Tüm bu baskıya, katliamlara, tacize, tecavüze rağmen kadın mücadelesi Türkiye’de ve dünyada yükseliyor. Kadınlar Rojova’da, Kobanê’de barbar IŞİD çetesine karşı özgürlük mücadelesinde; 30 yıldır bu ülkede Kürt halkına yönelik sürdürülen katliamcı, asimilasyoncu politikalara karşı özgürlük ve barış mücadelesinde; işçi sınıfı ve emekçilerin çalışma yaşamına yönelik saldırılara karşı sınıf mücadelesinde her zaman en önde mücadele vermişlerdir.

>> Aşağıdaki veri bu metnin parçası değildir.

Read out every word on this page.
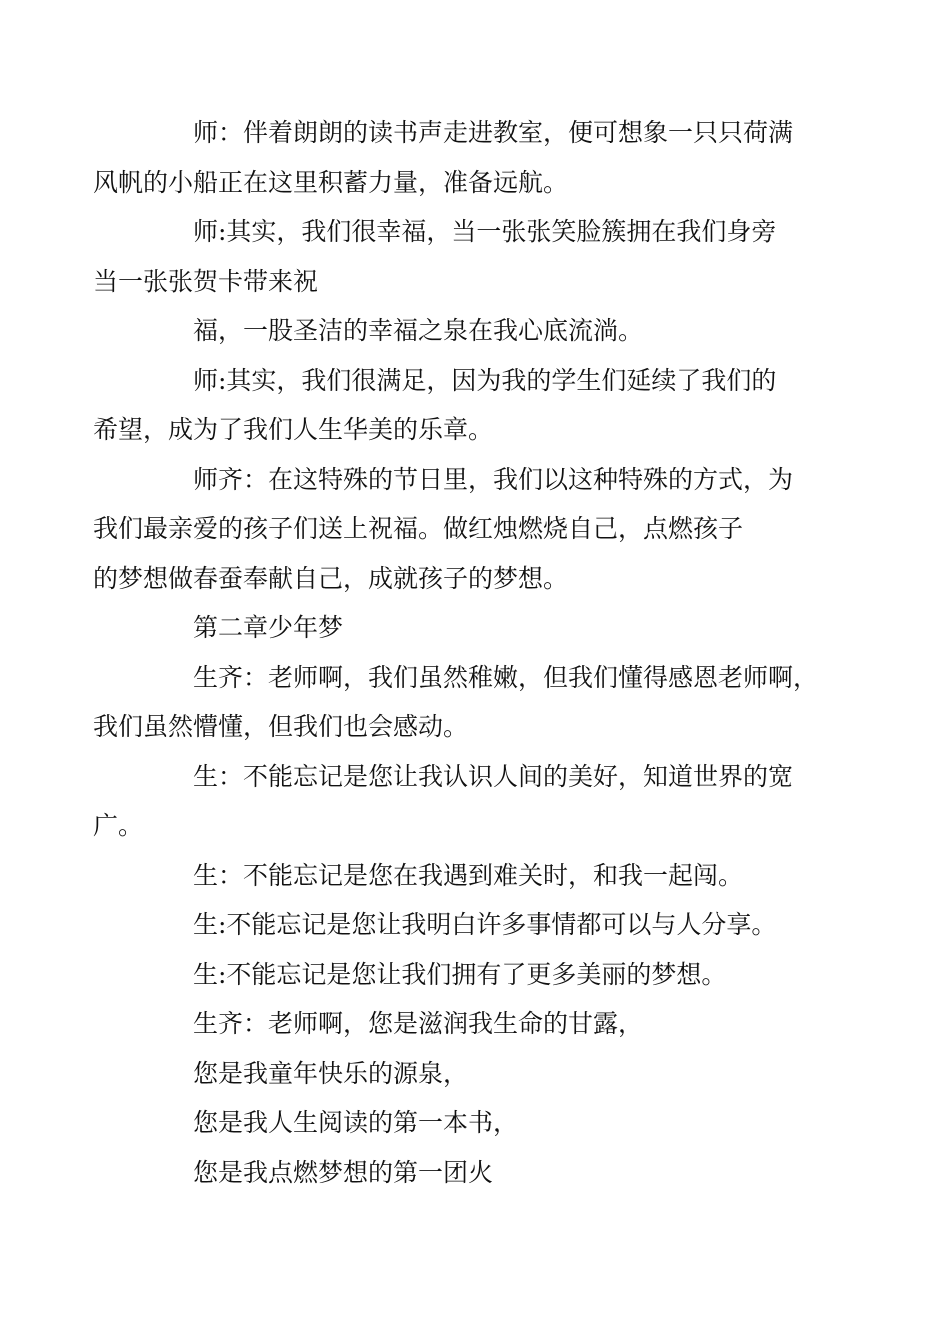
师：伴着朗朗的读书声走进教室，便可想象一只只荷满
风帆的小船正在这里积蓄力量，准备远航。
师:其实，我们很幸福，当一张张笑脸簇拥在我们身旁
当一张张贺卡带来祝
福，一股圣洁的幸福之泉在我心底流淌。
师:其实，我们很满足，因为我的学生们延续了我们的
希望，成为了我们人生华美的乐章。
师齐：在这特殊的节日里，我们以这种特殊的方式，为
我们最亲爱的孩子们送上祝福。做红烛燃烧自己，点燃孩子
的梦想做春蚕奉献自己，成就孩子的梦想。
第二章少年梦
生齐：老师啊，我们虽然稚嫩，但我们懂得感恩老师啊，
我们虽然懵懂，但我们也会感动。
生：不能忘记是您让我认识人间的美好，知道世界的宽
广。
生：不能忘记是您在我遇到难关时，和我一起闯。
生:不能忘记是您让我明白许多事情都可以与人分享。
生:不能忘记是您让我们拥有了更多美丽的梦想。
生齐：老师啊，您是滋润我生命的甘露，
您是我童年快乐的源泉，
您是我人生阅读的第一本书，
您是我点燃梦想的第一团火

Bugün de bu mücadelenin en önünde yer alıyorlar.
Tüm Türkiye'de olduğu gibi Ankara’da da kadınlar dernek, sendika, meslek örgütleri, alevi örgütleri, mahalle forumlarının bir araya gelerek oluşturduğu Ankara Barış Bloku’nda ve Ankara’nın ilçelerinde kurulan Barış Meclislerinde yine en önde yerlerini aldı. Birçok semtte, mahallede kadınlar bir araya gelerek yürütülen bu kirli politikaları ve savaşı konuşarak barışı nasıl kazanabileceklerini tartışıyor.
Kadınlar bugün, 7 yaşında katledilen Baran’ın gözleriyle bakarak, sarayların, iktidar kavgası verenlerin savaşına karşı halkların barışını kendi elleriyle yaratabileceklerinin bilinciyle mücadele ediyor.